Resource sharing, from the infrastructure provider perspective is not that interesting! One application is no different than the next, and all the infrastructure provider cares about is that its infrastructure is up and running. This is different than what we spoke about before, in that two users accessing the same resource are in-conflict with each other: each user believes that its job is the most important job and thus wants all the resources.
What ends up happening in most cases is that the infrastructure provider or supplier creates silos to meet the demands of each user. Silos mean no sharing and that puts the users at ease, but it also creates a bloated environment where over-provisioning takes holds and costs rise. Oddly enough, the infrastructure provider is beginning to care about more than just infrastructure uptime.

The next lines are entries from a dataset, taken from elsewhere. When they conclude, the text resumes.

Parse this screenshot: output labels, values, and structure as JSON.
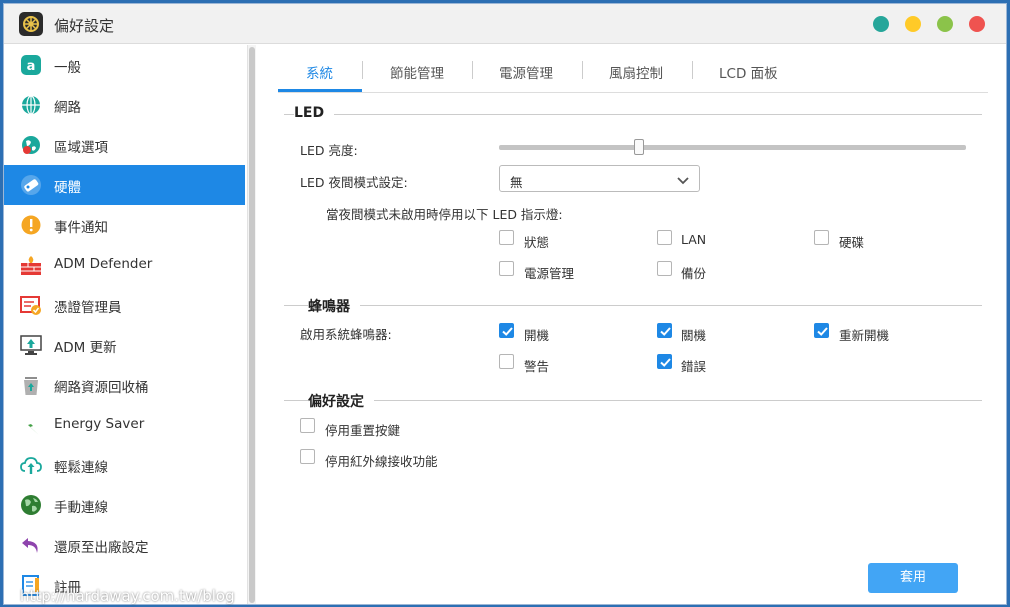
{
  "window": {
    "title": "偏好設定"
  },
  "window_controls": [
    "#26a69a",
    "#ffca28",
    "#8bc34a",
    "#ef5350"
  ],
  "sidebar": {
    "items": [
      {
        "label": "一般",
        "icon": "general-icon"
      },
      {
        "label": "網路",
        "icon": "globe-icon"
      },
      {
        "label": "區域選項",
        "icon": "region-icon"
      },
      {
        "label": "硬體",
        "icon": "hardware-icon",
        "active": true
      },
      {
        "label": "事件通知",
        "icon": "alert-icon"
      },
      {
        "label": "ADM Defender",
        "icon": "firewall-icon"
      },
      {
        "label": "憑證管理員",
        "icon": "certificate-icon"
      },
      {
        "label": "ADM 更新",
        "icon": "update-icon"
      },
      {
        "label": "網路資源回收桶",
        "icon": "recycle-icon"
      },
      {
        "label": "Energy Saver",
        "icon": "energy-icon"
      },
      {
        "label": "輕鬆連線",
        "icon": "cloud-icon"
      },
      {
        "label": "手動連線",
        "icon": "manual-connect-icon"
      },
      {
        "label": "還原至出廠設定",
        "icon": "restore-icon"
      },
      {
        "label": "註冊",
        "icon": "register-icon"
      }
    ]
  },
  "tabs": [
    {
      "label": "系統",
      "active": true
    },
    {
      "label": "節能管理"
    },
    {
      "label": "電源管理"
    },
    {
      "label": "風扇控制"
    },
    {
      "label": "LCD 面板"
    }
  ],
  "led": {
    "section_title": "LED",
    "brightness_label": "LED 亮度:",
    "brightness_level": 0.3,
    "night_mode_label": "LED 夜間模式設定:",
    "night_mode_value": "無",
    "disable_note": "當夜間模式未啟用時停用以下 LED 指示燈:",
    "indicators": [
      {
        "label": "狀態",
        "checked": false
      },
      {
        "label": "LAN",
        "checked": false
      },
      {
        "label": "硬碟",
        "checked": false
      },
      {
        "label": "電源管理",
        "checked": false
      },
      {
        "label": "備份",
        "checked": false
      }
    ]
  },
  "buzzer": {
    "section_title": "蜂鳴器",
    "enable_label": "啟用系統蜂鳴器:",
    "options": [
      {
        "label": "開機",
        "checked": true
      },
      {
        "label": "關機",
        "checked": true
      },
      {
        "label": "重新開機",
        "checked": true
      },
      {
        "label": "警告",
        "checked": false
      },
      {
        "label": "錯誤",
        "checked": true
      }
    ]
  },
  "preferences": {
    "section_title": "偏好設定",
    "options": [
      {
        "label": "停用重置按鍵",
        "checked": false
      },
      {
        "label": "停用紅外線接收功能",
        "checked": false
      }
    ]
  },
  "apply_label": "套用",
  "watermark": "http://hardaway.com.tw/blog",
  "accent_color": "#1e88e5"
}
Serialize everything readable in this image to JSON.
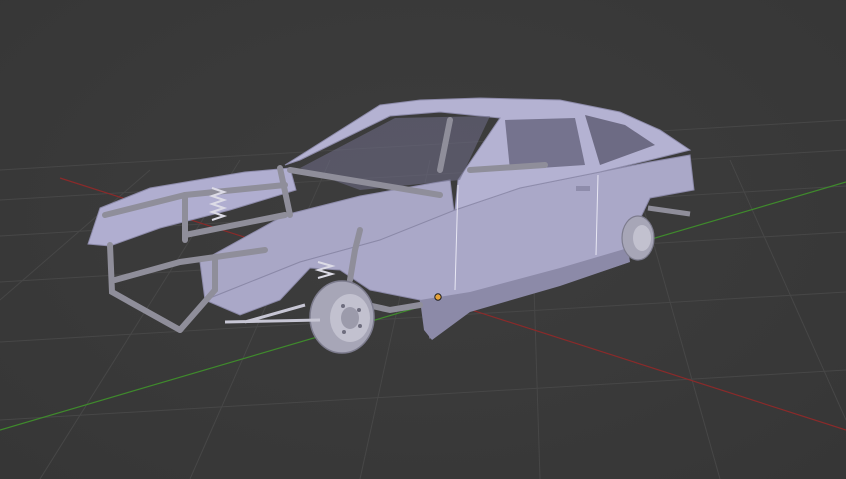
{
  "viewport": {
    "background": "#3a3a3a",
    "grid_color": "#474747",
    "x_axis_color": "#8a2a2a",
    "y_axis_color": "#3f8a2c"
  },
  "scene": {
    "object": "car-body-with-roll-cage",
    "body_color": "#a9a7c6",
    "shadow_color": "#6f6d8c",
    "cage_color": "#8e8d98",
    "origin_marker_color": "#e6a23a"
  }
}
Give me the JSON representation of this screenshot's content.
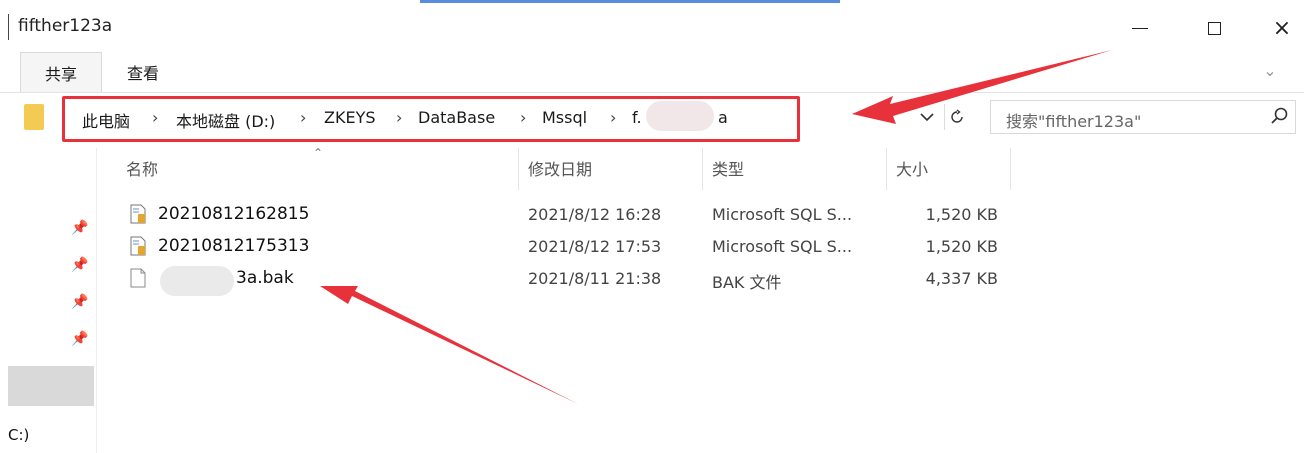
{
  "window": {
    "title": "fifther123a",
    "controls": {
      "minimize": "minimize",
      "maximize": "maximize",
      "close": "×"
    }
  },
  "ribbon": {
    "tabs": [
      {
        "label": "共享"
      },
      {
        "label": "查看"
      }
    ],
    "chevron": "⌄"
  },
  "address_bar": {
    "crumbs": [
      "此电脑",
      "本地磁盘 (D:)",
      "ZKEYS",
      "DataBase",
      "Mssql",
      "f.",
      "a"
    ],
    "separator": "›",
    "dropdown_icon": "chevron-down-icon",
    "refresh_icon": "refresh-icon",
    "annotation_color": "#e8323b"
  },
  "search": {
    "placeholder": "搜索\"fifther123a\""
  },
  "columns": [
    {
      "label": "名称"
    },
    {
      "label": "修改日期"
    },
    {
      "label": "类型"
    },
    {
      "label": "大小"
    }
  ],
  "files": [
    {
      "name": "20210812162815",
      "modified": "2021/8/12 16:28",
      "type": "Microsoft SQL S...",
      "size": "1,520 KB",
      "icon": "sql-file-icon"
    },
    {
      "name": "20210812175313",
      "modified": "2021/8/12 17:53",
      "type": "Microsoft SQL S...",
      "size": "1,520 KB",
      "icon": "sql-file-icon"
    },
    {
      "name": "3a.bak",
      "modified": "2021/8/11 21:38",
      "type": "BAK 文件",
      "size": "4,337 KB",
      "icon": "blank-file-icon"
    }
  ],
  "left_pane": {
    "pins": [
      "pin-icon",
      "pin-icon",
      "pin-icon",
      "pin-icon"
    ],
    "drive_label": "C:)"
  }
}
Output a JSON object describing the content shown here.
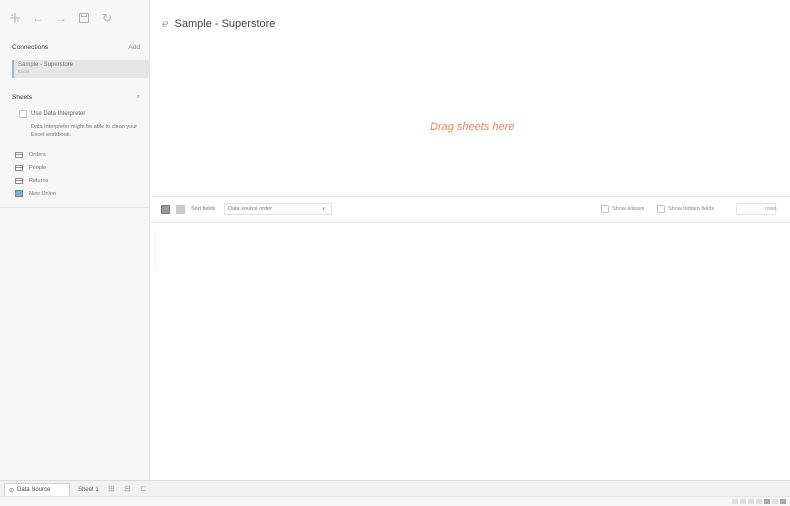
{
  "toolbar": {
    "icons": [
      "tableau-logo-icon",
      "back-icon",
      "forward-icon",
      "save-icon",
      "refresh-icon"
    ]
  },
  "connections": {
    "heading": "Connections",
    "add_label": "Add",
    "items": [
      {
        "name": "Sample - Superstore",
        "type": "Excel"
      }
    ]
  },
  "sheets": {
    "heading": "Sheets",
    "use_interpreter_label": "Use Data Interpreter",
    "interpreter_description": "Data Interpreter might be able to clean your Excel workbook.",
    "items": [
      {
        "label": "Orders",
        "icon": "table-icon"
      },
      {
        "label": "People",
        "icon": "table-icon"
      },
      {
        "label": "Returns",
        "icon": "table-icon"
      },
      {
        "label": "New Union",
        "icon": "union-icon"
      }
    ]
  },
  "main": {
    "datasource_title": "Sample - Superstore",
    "drag_hint": "Drag sheets here",
    "accent_color": "#e9875a"
  },
  "grid_toolbar": {
    "sort_label": "Sort fields",
    "sort_value": "Data source order",
    "show_aliases_label": "Show aliases",
    "show_hidden_label": "Show hidden fields",
    "rows_label": "rows"
  },
  "tabs": {
    "data_source_label": "Data Source",
    "sheet_label": "Sheet 1"
  }
}
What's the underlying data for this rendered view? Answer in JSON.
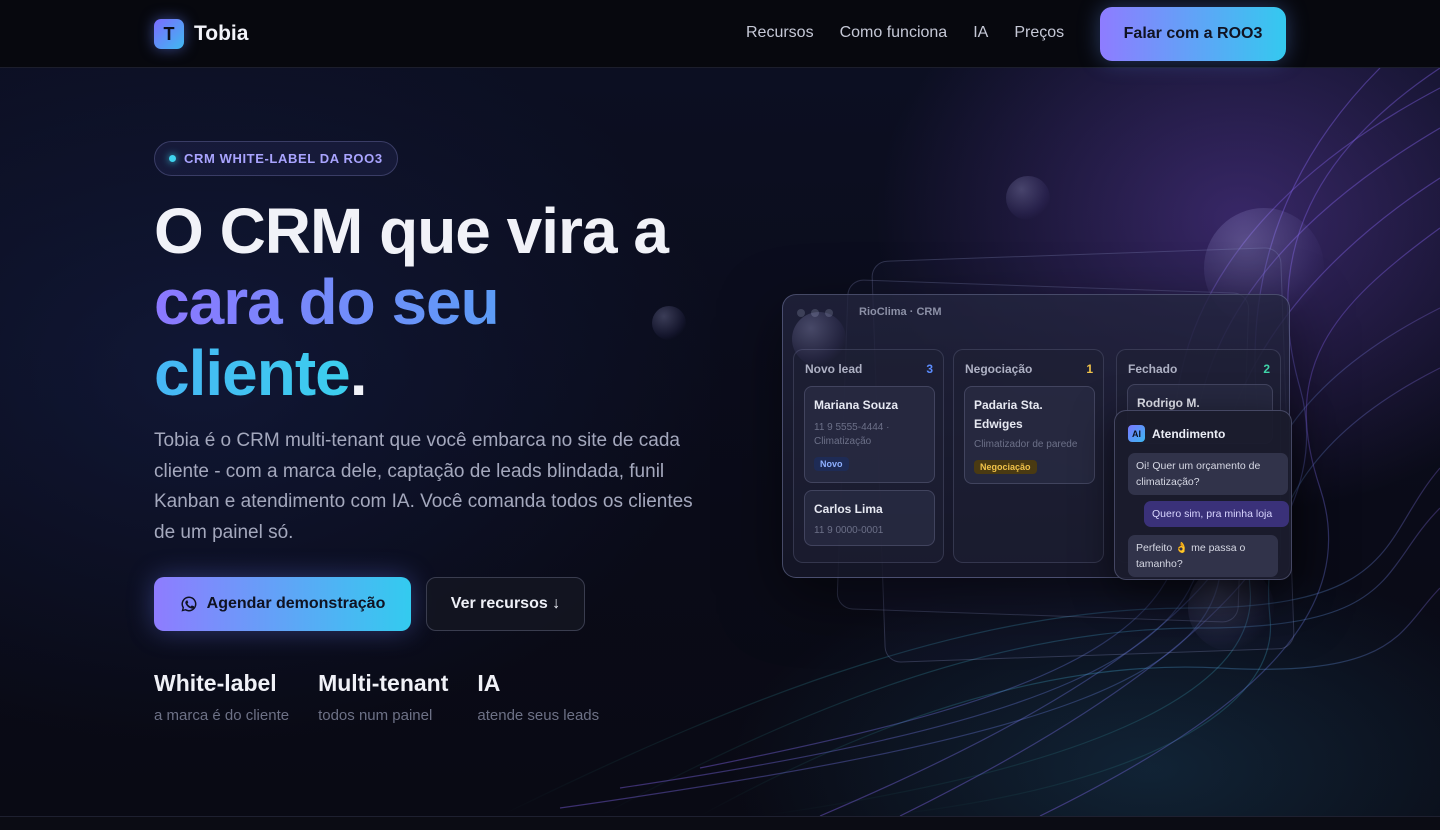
{
  "brand": {
    "logo_letter": "T",
    "name": "Tobia"
  },
  "nav": {
    "links": [
      "Recursos",
      "Como funciona",
      "IA",
      "Preços"
    ],
    "cta_label": "Falar com a ROO3"
  },
  "hero": {
    "badge": "CRM WHITE-LABEL DA ROO3",
    "headline_line1": "O CRM que vira a",
    "headline_line2": "cara do seu",
    "headline_line3": "cliente",
    "headline_period": ".",
    "description": "Tobia é o CRM multi-tenant que você embarca no site de cada cliente - com a marca dele, captação de leads blindada, funil Kanban e atendimento com IA. Você comanda todos os clientes de um painel só.",
    "primary_button": "Agendar demonstração",
    "secondary_button": "Ver recursos ↓",
    "stats": [
      {
        "title": "White-label",
        "subtitle": "a marca é do cliente"
      },
      {
        "title": "Multi-tenant",
        "subtitle": "todos num painel"
      },
      {
        "title": "IA",
        "subtitle": "atende seus leads"
      }
    ]
  },
  "mockup": {
    "window_title": "RioClima · CRM",
    "columns": [
      {
        "title": "Novo lead",
        "count": "3",
        "count_color": "#5b8cff",
        "cards": [
          {
            "name": "Mariana Souza",
            "phone": "11 9 5555-4444 ·",
            "detail": "Climatização",
            "tag": "Novo"
          },
          {
            "name": "Carlos Lima",
            "phone": "11 9 0000-0001",
            "detail": "",
            "tag": ""
          }
        ]
      },
      {
        "title": "Negociação",
        "count": "1",
        "count_color": "#f0c24a",
        "cards": [
          {
            "name": "Padaria Sta. Edwiges",
            "phone": "",
            "detail": "Climatizador de parede",
            "tag": "Negociação"
          }
        ]
      },
      {
        "title": "Fechado",
        "count": "2",
        "count_color": "#3fd4a8",
        "cards": [
          {
            "name": "Rodrigo M.",
            "phone": "",
            "detail": "",
            "tag": ""
          }
        ]
      }
    ],
    "chat": {
      "badge": "AI",
      "title": "Atendimento",
      "messages": [
        {
          "from": "bot",
          "text": "Oi! Quer um orçamento de climatização?"
        },
        {
          "from": "user",
          "text": "Quero sim, pra minha loja"
        },
        {
          "from": "bot",
          "text": "Perfeito 👌 me passa o tamanho?"
        }
      ]
    }
  },
  "colors": {
    "accent_start": "#8e7cff",
    "accent_end": "#33cbef",
    "background": "#0a0b14"
  }
}
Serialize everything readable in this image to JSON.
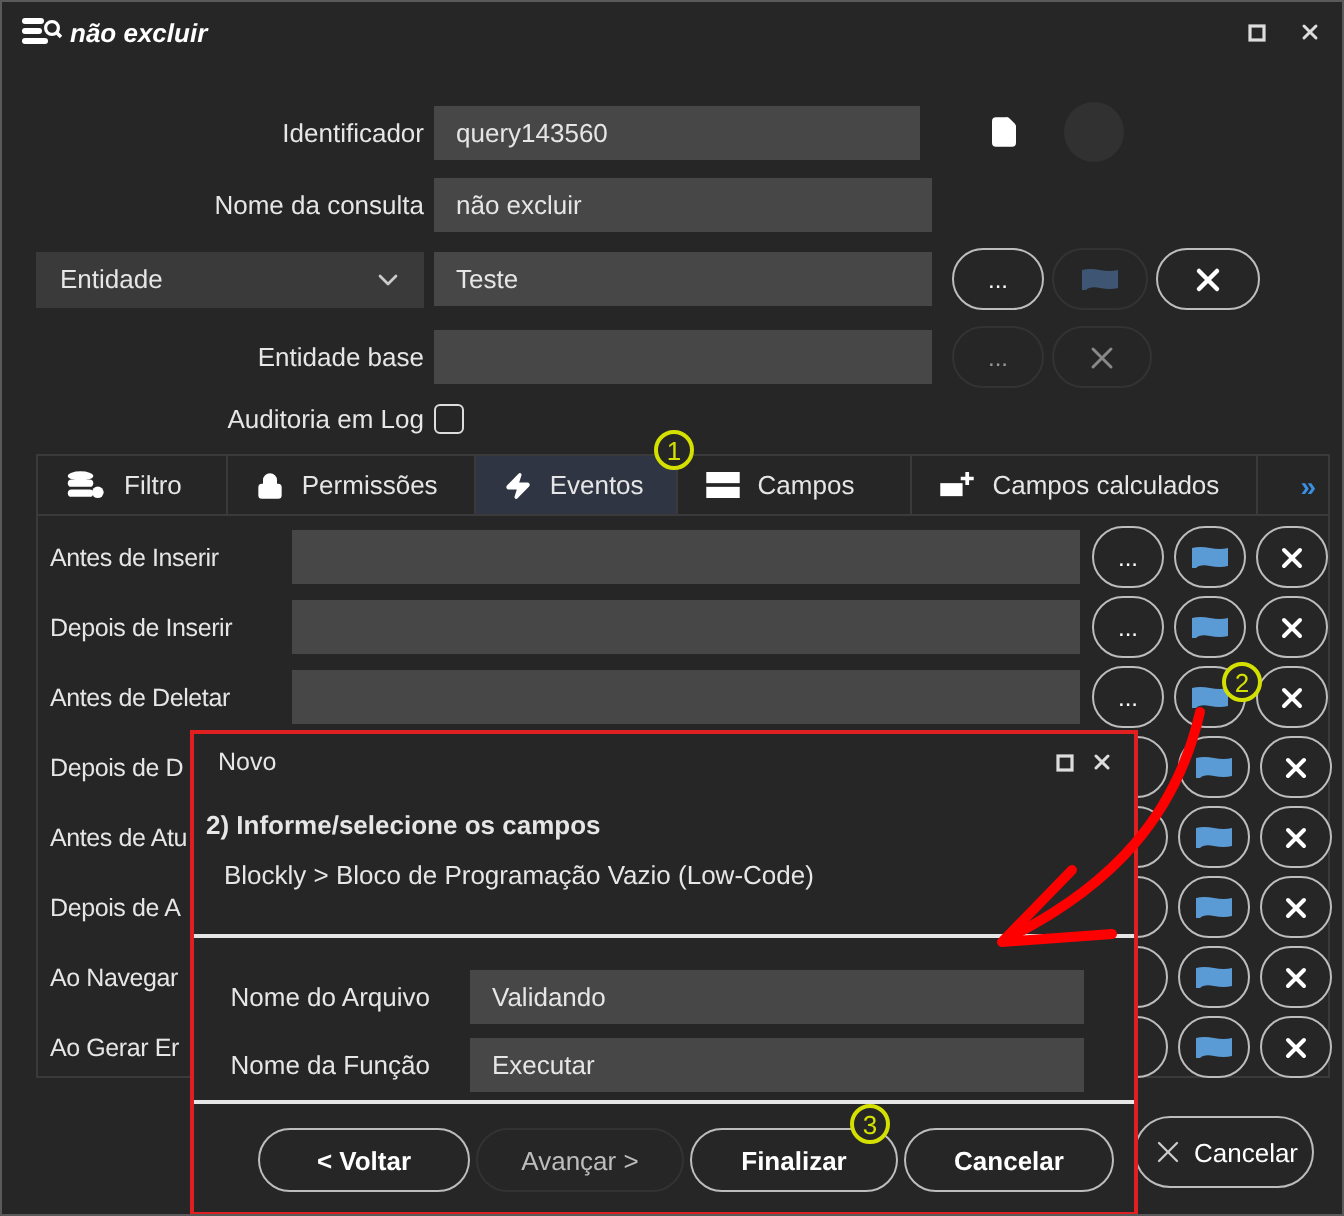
{
  "window": {
    "title": "não excluir"
  },
  "form": {
    "identifier": {
      "label": "Identificador",
      "value": "query143560"
    },
    "query_name": {
      "label": "Nome da consulta",
      "value": "não excluir"
    },
    "entity": {
      "select": "Entidade",
      "value": "Teste",
      "more_button": "..."
    },
    "base_entity": {
      "label": "Entidade base",
      "more_button": "..."
    },
    "audit_log": {
      "label": "Auditoria em Log",
      "checked": false
    }
  },
  "tabs": [
    {
      "label": "Filtro",
      "kind": "filter",
      "selected": false
    },
    {
      "label": "Permissões",
      "kind": "lock",
      "selected": false
    },
    {
      "label": "Eventos",
      "kind": "bolt",
      "selected": true
    },
    {
      "label": "Campos",
      "kind": "fields",
      "selected": false
    },
    {
      "label": "Campos calculados",
      "kind": "calc",
      "selected": false
    }
  ],
  "tabs_overflow": "»",
  "events": [
    {
      "label": "Antes de Inserir",
      "more_button": "..."
    },
    {
      "label": "Depois de Inserir",
      "more_button": "..."
    },
    {
      "label": "Antes de Deletar",
      "more_button": "..."
    },
    {
      "label": "Depois de D"
    },
    {
      "label": "Antes de Atu"
    },
    {
      "label": "Depois de A"
    },
    {
      "label": "Ao Navegar"
    },
    {
      "label": "Ao Gerar Er"
    }
  ],
  "cancel_button": "Cancelar",
  "dialog": {
    "title": "Novo",
    "step": "2) Informe/selecione os campos",
    "path": "Blockly > Bloco de Programação Vazio (Low-Code)",
    "fields": [
      {
        "label": "Nome do Arquivo",
        "value": "Validando"
      },
      {
        "label": "Nome da Função",
        "value": "Executar"
      }
    ],
    "buttons": [
      {
        "label": "< Voltar",
        "disabled": false
      },
      {
        "label": "Avançar >",
        "disabled": true
      },
      {
        "label": "Finalizar",
        "disabled": false
      },
      {
        "label": "Cancelar",
        "disabled": false
      }
    ]
  },
  "annotations": [
    {
      "label": "1"
    },
    {
      "label": "2"
    },
    {
      "label": "3"
    }
  ]
}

Keep in mind that you as the supplier are incapable of shifting usage so that your resources are better utilized. You provide the resource, and the users are “supposed” to make the best use out of that resource. This causes yet another conflict of interest between the two parties: the user wants dedicated resources and the supplier wants to utilize the available resources to best way possible.
Conflict of Interest
We elaborated on the fact that if two users are to share a given environment, they are at conflicts with each other in that each believes his/her work to be the higher priority. When we add the supplier to the equation, we create yet another source of contention in that the supplier does not want to dedicate and the user wishes otherwise. I like to call this the Conflict Triangle (fig. 1), where each party involved is looking out only for his/her interests and not the overall good of the system.
Figure 1: The Conflict Triangle.
The resource manager put forth to manage access to the backend resource enforces a fair-share access, but it cannot provide shared access to resources if the clients are unwilling to share. This problem seems small but when you are about 10,000’s of nodes, it becomes a management nightmare not to mention too costly.
There are number of ways to get around the psychological limitations of sharing, and one of the most prominent ways is to create separate sandboxes for users to play in. You can create a sandbox using a number of different ways, but my favorites are:
- Virtual machines
- Manual setup and cleanup
The Virtual machine (VM) is the obvious way in that you have a number of VM instances running on a physical node. Each VM is discrete and essentially not shared across users, but the underlying resource is shared. This method is used widely by cloud vendors.
Figure 2: Virtual Machine Used to Logically Separate.
If you are providing a public infrastructure, then the VM separation makes the perfect sense. Each user can have its own VM and is configured as desired. There is less conflict between the users as a VM is given its own amount of resource and that is separate from the other VM’s running on the box simultaneously.
VM’s, however, have too much overhead in that you are literally running multiple copies of the OS on the same physical machine.
Private Clouds or privately own infrastructures can take advantage of the fact that there are fewer and known users that access the infrastructure in order to optimize access. As opposed to logically separating each environment using VM’s, you can auto-manually configure the environment before and after use as outlined below:
- Run startup scripts to setup the environment
- User is given access to the environment
- Run cleanup scripts to get ready for the next user
Figure 3: Auto-manual configuration.
This process assumes a number of conditions to be true:
- The operating system does a good job at local resource management
- The users are not allowed to mock around with job/thread priorities
- Proper Access Control List is in place to not allow improper access to data
In most cases, all the above conditions are met and hold true. In fact, a number of legacy and open-source job schedulers such as PVM and MPI hold the above conditions to be true by default.
This approach is lighter weight, and can easily be automated so that a script runs after every job to clean up the environment. Security concerns could bloom, however, as clean up might not be done properly. This is manageable though, and the risk is limited since we are talking about a single environment where the users and user access is known and controlled.
I hope that by now you have realized the difference and more importantly, the disconnect that exists between the application programmers/architects and the infrastructure providers. This disconnect has more severe side-effects in Grid/Cloud environments than other types of applications. There are lots of communication amongst the users and constant chatter to the back-end environment.
The decision on how an infrastructure is setup and configured must be decided collectively between the two parties. A change in the application or the backend could easily throw out the performance improvement out the window and with it your ROI.